In the process, it has created greater transparency with the community, allowing residents to contact the police in ways that may seem less intimidating than calling the dispatch desk or visiting the Green Street station, Simons added.
The hope is that the department, via Twitter, can provide real-time updates on breaking situations such as snowstorms or traffic flow.
For the most part, Simons is the sole officer tweeting and keeping up with Twitter. He is eventually hoping to train dispatchers and other personnel on how to use Twitter so they can provide updates as well. Facebook messages, meanwhile, are posted by Simons, other detectives, one dispatcher and City Marshal Thomas Howard.
Simons stressed that Twitter and Facebook aren’t monitored around the clock.
“It’s becoming a bigger endeavor,” Simons said, adding that he thoroughly enjoys working with Twitter and Facebook. “It’s been an eye-opener for me.”
When Newburyport police opened its Facebook page, social media use among law-enforcement agencies in the region was sparse.

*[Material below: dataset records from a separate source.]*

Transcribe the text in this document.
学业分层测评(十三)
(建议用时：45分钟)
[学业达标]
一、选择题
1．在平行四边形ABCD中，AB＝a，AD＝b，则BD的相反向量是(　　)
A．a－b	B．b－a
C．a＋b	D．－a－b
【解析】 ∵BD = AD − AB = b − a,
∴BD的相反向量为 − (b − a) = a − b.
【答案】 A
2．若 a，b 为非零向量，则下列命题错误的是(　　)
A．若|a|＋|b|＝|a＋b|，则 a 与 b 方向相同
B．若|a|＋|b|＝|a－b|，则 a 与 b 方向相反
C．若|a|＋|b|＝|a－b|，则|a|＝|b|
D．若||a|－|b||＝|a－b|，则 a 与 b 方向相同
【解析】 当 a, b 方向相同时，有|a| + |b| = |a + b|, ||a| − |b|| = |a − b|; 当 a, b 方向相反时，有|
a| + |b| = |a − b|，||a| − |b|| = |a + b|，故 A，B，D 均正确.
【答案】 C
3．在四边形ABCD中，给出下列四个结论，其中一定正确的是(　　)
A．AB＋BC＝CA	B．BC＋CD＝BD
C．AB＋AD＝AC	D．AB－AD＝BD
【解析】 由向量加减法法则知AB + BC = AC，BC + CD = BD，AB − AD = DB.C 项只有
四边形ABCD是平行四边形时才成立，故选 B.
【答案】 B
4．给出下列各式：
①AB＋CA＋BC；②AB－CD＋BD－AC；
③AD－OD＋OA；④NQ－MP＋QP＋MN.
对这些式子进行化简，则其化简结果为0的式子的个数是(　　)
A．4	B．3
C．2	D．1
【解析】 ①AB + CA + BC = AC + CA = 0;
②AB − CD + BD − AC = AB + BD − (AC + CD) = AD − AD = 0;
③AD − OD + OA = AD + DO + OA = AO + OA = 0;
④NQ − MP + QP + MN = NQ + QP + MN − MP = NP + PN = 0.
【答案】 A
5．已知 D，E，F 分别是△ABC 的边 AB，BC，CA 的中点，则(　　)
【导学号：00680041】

But since then, Amesbury, Newbury and other departments have created their own Facebook pages and opened Twitter accounts. But none of the departments seem to be as active as Newburyport police in updating their status, relaying information or tweeting the latest news.
In recent weeks, however, Newbury police have taken to Twitter and Facebook to remind residents and anyone hoping to see the devastation on Plum Island in the aftermath of recent storms that access to Plum Island Center and the beaches south of the groin has remained closed.
Police there closed the beach almost two weeks ago following a massive winter storm that knocked two houses off their foundations and forced the demolition of four others. Several other houses were deemed uninhabitable or in danger of meeting a similar fate.